O céu era azul e o dia tinha um cheiro molhado. Não sabia se havia chovido por toda madrugada, nem se o verão chegara com seus dias úmidos. Era tudo que ele poderia perceber deitado na cama, observando a fresta da janela que aparecia quando o vento soprava delicadamente a suspender o cortinado de seu quarto. O máximo que se permitia imaginar e o pouco que sua cabeça tomada de dor poderia especular. Seu rosto formigava num movimento intenso que parecia vir das orelhas e terminar na ponta do nariz. O suor descia até parar nas têmporas, percorrendo lentamente as suas costeletas, jorrando pelos cabelos desarrumados. Abaixo dos olhos parecia concentrar toda oleosidade da pele tornando brilhantes suas olheiras, conquistadas por anos a fio de noites mal dormidas.

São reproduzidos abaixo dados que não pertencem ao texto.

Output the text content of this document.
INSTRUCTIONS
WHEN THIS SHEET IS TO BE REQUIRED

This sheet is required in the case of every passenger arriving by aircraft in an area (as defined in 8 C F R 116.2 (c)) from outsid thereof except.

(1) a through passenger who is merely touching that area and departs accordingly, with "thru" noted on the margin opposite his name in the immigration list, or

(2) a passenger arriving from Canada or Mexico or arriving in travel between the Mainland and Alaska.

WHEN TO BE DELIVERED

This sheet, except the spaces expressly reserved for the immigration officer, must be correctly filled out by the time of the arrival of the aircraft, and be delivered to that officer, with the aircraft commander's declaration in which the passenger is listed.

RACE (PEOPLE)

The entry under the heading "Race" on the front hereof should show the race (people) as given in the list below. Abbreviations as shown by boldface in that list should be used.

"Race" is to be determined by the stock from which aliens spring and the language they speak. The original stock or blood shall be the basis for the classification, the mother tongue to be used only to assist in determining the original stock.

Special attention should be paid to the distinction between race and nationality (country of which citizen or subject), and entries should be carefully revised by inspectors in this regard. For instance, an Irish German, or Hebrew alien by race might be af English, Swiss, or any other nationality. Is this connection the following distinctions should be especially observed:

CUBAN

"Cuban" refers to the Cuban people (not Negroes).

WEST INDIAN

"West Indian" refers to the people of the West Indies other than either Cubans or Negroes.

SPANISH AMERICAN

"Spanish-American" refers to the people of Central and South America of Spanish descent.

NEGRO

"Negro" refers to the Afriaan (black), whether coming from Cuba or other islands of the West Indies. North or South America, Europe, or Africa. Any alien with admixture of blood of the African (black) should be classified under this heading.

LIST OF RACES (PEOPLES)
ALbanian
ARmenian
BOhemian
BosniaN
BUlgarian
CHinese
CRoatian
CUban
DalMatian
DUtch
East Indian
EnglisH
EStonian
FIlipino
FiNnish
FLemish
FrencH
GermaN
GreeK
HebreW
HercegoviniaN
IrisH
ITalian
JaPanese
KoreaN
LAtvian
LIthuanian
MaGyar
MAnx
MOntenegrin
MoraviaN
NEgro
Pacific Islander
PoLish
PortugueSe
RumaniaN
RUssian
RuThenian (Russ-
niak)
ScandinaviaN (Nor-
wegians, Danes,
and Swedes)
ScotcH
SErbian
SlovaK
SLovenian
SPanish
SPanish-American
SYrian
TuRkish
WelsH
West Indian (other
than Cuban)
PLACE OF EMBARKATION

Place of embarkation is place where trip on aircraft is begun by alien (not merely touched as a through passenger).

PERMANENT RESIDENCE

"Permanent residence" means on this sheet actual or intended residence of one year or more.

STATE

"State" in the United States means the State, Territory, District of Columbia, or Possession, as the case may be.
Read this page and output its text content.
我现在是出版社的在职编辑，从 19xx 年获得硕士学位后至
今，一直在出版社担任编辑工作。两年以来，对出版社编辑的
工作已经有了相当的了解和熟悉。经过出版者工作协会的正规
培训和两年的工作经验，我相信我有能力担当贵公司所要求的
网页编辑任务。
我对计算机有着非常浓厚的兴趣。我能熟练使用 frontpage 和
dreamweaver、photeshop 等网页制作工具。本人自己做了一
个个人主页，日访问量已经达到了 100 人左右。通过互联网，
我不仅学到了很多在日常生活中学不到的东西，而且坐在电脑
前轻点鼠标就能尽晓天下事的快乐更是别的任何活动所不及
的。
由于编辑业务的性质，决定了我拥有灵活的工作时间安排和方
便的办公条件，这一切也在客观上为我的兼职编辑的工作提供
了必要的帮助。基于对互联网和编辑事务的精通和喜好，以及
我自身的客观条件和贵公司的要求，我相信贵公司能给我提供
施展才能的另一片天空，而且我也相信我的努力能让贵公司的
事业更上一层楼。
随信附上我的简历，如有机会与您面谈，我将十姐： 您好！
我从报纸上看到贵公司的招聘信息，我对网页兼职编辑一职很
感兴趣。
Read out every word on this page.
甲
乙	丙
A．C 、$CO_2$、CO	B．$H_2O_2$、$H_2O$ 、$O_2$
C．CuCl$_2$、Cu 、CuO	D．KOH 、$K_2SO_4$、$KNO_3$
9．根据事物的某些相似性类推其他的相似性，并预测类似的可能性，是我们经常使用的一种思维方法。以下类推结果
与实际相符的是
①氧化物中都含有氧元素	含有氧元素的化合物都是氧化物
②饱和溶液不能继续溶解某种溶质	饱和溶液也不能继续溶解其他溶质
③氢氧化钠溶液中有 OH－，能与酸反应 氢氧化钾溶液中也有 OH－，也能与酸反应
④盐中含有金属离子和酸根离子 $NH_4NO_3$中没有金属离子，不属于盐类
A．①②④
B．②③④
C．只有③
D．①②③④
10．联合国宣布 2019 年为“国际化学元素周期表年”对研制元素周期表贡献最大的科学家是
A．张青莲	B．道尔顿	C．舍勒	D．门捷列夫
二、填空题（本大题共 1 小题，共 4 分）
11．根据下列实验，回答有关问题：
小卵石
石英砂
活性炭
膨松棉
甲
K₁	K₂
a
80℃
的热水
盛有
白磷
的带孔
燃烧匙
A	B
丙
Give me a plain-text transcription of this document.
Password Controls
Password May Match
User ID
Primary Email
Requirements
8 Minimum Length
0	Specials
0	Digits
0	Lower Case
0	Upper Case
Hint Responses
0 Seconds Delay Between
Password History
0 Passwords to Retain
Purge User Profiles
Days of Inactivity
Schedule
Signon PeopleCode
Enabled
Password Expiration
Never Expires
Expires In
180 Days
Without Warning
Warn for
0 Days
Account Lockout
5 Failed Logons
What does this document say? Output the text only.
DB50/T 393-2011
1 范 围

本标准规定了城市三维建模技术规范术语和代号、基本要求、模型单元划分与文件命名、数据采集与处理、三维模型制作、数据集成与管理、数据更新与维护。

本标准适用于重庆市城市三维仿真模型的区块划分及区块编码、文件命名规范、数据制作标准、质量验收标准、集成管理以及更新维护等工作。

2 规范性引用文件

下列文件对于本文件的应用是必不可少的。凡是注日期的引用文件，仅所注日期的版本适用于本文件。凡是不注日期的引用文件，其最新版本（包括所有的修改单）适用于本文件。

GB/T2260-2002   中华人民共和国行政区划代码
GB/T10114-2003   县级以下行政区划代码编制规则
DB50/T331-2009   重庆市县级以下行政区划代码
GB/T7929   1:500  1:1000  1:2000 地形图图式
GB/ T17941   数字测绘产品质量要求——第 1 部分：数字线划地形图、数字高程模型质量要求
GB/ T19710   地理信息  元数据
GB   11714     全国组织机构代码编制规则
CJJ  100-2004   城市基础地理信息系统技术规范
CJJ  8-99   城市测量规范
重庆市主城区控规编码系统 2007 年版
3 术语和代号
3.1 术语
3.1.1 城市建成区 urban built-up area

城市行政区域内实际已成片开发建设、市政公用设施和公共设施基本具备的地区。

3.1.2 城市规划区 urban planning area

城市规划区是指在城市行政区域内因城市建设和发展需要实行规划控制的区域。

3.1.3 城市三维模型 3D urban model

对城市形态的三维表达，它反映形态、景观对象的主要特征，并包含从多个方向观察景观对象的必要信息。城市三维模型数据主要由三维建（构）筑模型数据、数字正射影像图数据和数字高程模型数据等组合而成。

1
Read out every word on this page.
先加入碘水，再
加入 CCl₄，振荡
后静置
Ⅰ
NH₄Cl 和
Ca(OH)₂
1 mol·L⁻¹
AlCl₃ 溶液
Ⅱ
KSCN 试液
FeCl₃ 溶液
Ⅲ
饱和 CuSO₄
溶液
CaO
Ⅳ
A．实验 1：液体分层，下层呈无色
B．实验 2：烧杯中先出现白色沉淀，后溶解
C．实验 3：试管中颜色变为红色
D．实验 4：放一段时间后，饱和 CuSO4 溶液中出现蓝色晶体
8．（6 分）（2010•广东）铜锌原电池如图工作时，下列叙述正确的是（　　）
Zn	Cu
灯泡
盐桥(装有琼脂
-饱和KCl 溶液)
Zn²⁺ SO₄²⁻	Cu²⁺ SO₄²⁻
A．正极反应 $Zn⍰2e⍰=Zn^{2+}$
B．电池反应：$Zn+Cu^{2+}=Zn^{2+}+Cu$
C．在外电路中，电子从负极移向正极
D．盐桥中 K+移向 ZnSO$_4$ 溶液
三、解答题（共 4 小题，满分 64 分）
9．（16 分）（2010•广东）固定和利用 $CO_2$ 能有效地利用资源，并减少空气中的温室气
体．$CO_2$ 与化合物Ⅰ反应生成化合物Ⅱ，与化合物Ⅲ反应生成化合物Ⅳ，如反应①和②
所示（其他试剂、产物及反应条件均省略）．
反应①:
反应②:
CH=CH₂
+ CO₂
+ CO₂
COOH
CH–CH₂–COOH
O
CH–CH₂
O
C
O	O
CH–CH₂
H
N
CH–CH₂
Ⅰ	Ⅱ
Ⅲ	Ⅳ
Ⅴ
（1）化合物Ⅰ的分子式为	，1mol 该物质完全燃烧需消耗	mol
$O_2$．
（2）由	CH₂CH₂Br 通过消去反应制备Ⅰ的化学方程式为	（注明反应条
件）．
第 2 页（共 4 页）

Acordara, porém mal conseguira erguer a cabeça. Sentia que a roupa de cama havia deixado de cobrir metade do colchão e isso justificava o incômodo nas costas provocado pelo roçar da pele com o tecido. O edredom velho encontrava-se no chão e ao invés do travesseiro, sua cabeça recostava-se numa almofada de retalhos que costumava utilizar para ler antes de dormir. A barriga doía e o coração palpitava, uma mão trêmula trouxe acima o short de dormir enquanto a outra esfregava os olhos cheios de secreções cristalizadas que arranhavam sua visão e a tornava ainda mais difícil. Era necessário ficar de lado para respirar melhor. Talvez colocasse os óculos e abriria um livro que trouxesse esperanças para apartar a aflição duradoura que tomava sua mente sempre que acordava de ressaca.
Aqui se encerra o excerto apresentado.